Devdiscourse News Desk | Moscow | Updated: 18-12-2018 21:03 IST | Created: 18-12-2018 20:22 IST
Russia new military barracks in disputed islands irks Japan
The ministry said 188 families of contracted soldiers can settle in the housing complexes. It added that the new barracks were part of the "development of military and social infrastructure" on the islands. (Image Credit: Pixabay)

Russia says it has built four new military barracks in the Kuril islands, angering Tokyo on Tuesday with whom it has been locked in a decades-long row over the archipelago in the Sea of Japan.

Moscow and Tokyo are still technically at war, with neither side historically prepared to budge on a dispute over the ownership of the islands seized by the Soviet Union in the closing days of World War II. Soldiers will be able to move into the new dormitories by the end of the year, the Russian defence ministry said in a statement on Monday.

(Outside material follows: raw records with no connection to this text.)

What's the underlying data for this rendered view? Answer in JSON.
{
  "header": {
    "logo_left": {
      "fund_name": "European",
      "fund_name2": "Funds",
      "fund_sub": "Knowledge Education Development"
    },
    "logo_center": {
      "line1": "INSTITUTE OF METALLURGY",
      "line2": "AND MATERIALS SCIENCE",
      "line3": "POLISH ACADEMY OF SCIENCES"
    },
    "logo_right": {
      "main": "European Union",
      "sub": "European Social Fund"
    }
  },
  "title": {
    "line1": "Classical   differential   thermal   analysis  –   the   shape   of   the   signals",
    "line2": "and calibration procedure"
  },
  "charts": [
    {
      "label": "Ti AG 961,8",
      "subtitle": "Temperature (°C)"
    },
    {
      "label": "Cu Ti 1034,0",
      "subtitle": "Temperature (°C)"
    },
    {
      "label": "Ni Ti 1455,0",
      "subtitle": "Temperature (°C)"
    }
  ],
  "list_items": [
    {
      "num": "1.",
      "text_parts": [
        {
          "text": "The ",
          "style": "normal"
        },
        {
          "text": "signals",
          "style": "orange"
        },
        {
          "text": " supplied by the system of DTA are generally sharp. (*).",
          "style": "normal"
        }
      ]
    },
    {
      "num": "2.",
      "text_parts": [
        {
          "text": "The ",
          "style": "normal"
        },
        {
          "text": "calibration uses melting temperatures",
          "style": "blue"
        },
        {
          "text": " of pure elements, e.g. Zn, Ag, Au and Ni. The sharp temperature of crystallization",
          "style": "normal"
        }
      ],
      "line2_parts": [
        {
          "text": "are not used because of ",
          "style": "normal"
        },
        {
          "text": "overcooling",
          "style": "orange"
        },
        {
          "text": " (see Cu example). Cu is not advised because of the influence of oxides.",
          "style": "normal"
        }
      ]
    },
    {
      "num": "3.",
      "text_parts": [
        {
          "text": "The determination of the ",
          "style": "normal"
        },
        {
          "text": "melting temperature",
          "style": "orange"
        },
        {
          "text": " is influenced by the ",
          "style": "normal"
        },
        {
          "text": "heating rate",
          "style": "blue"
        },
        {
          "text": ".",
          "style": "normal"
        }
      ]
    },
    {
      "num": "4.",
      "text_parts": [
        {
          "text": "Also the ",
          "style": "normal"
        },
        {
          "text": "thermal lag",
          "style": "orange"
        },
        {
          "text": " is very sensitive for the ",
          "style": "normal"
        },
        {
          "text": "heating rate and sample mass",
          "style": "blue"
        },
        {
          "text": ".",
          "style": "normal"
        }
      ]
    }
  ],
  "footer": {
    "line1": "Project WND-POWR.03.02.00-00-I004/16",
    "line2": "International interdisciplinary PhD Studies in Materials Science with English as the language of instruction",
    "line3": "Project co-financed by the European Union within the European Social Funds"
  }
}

The ministry said 188 families of contracted soldiers can settle in the housing complexes. It added that the new barracks were part of the "development of military and social infrastructure" on the islands. Japanese Foreign Minister Taro Kono told a news conference on Tuesday morning that Tokyo would protest the move. Two of the Russian barracks are on Iturup island and the other two are on Kunashir island.

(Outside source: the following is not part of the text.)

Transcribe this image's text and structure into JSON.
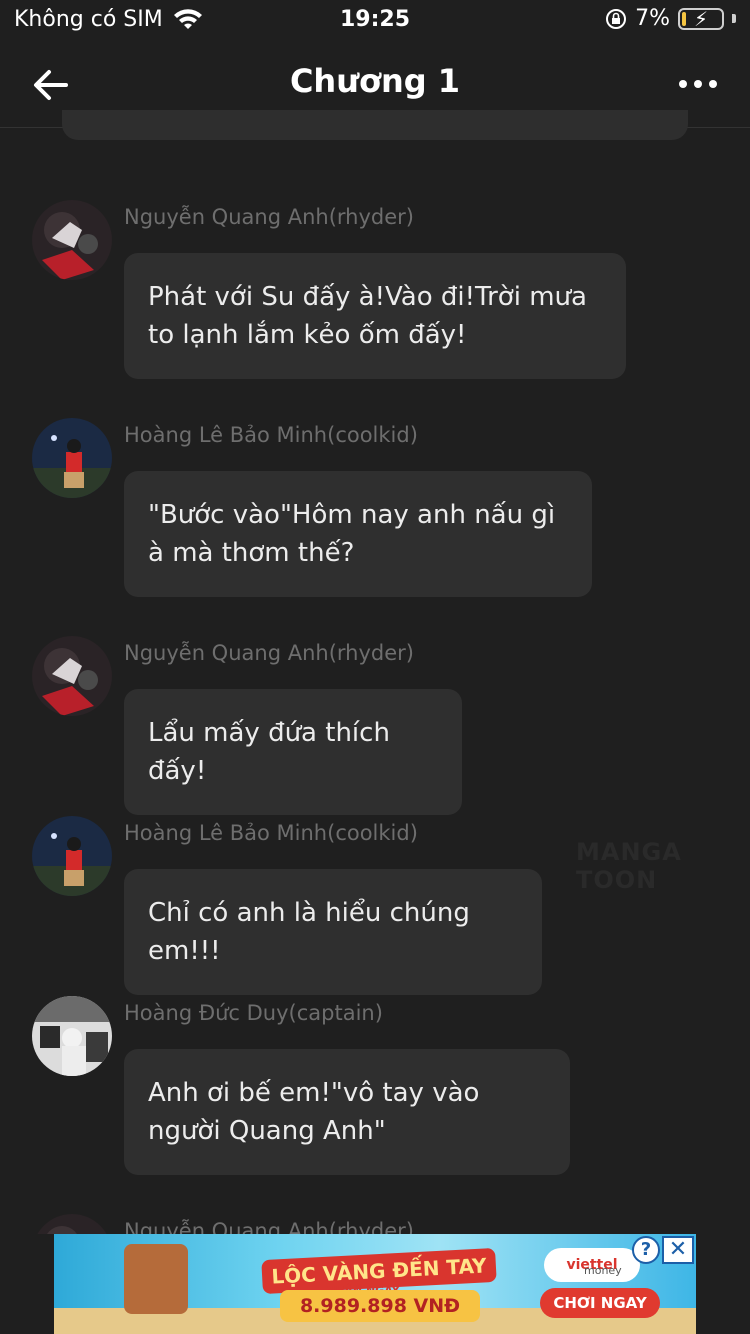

Russian television channel Zvezda, run by the defence ministry, published a video of the new housing, saying nursery schools and sports centres were also being built for the soldiers' families. In November, Russia and Japan agreed to accelerate talks to formally end World War II hostilities, using a Soviet-era peace declaration as their starting point and throwing into doubt the fate of four disputed islands.

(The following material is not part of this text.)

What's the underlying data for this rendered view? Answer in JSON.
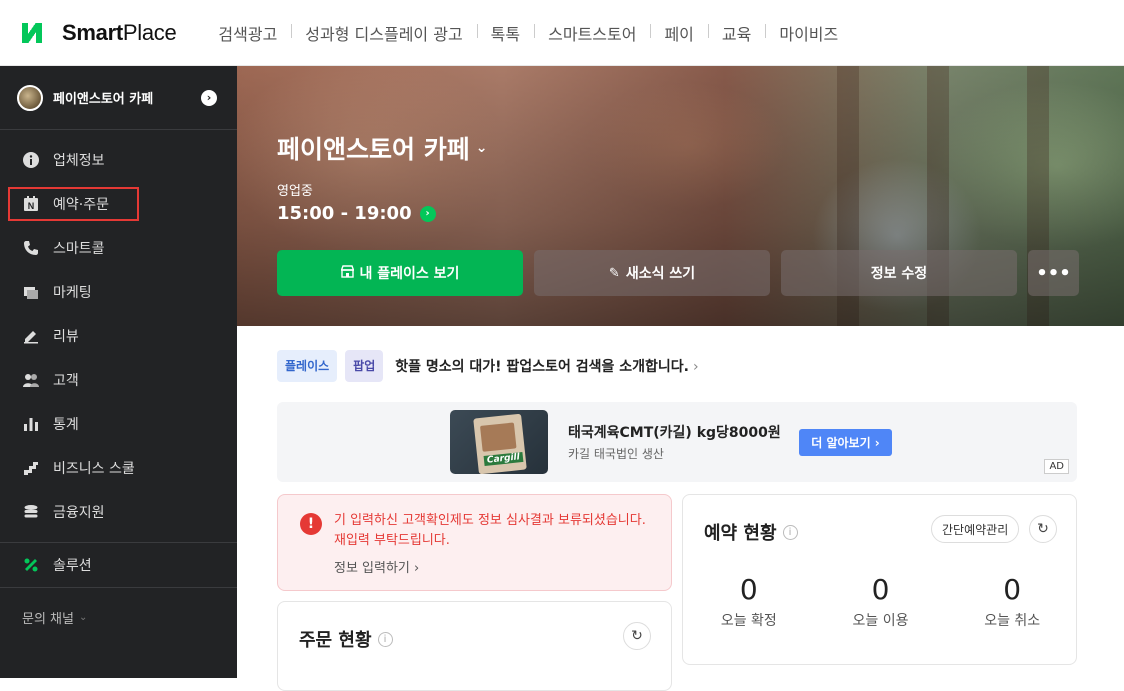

The 1956 peace declaration restored diplomatic ties but Tokyo and Russia stopped short of signing a formal peace treaty due to the territorial row.

At the time, Russia offered to give Japan the two smallest islands in the strategically-located Kuril chain, occupied by Soviet troops in 1945, in exchange for agreeing to a treaty and Moscow keeping the bigger islands. But this idea was rejected by Japan, which still claims the entire chain.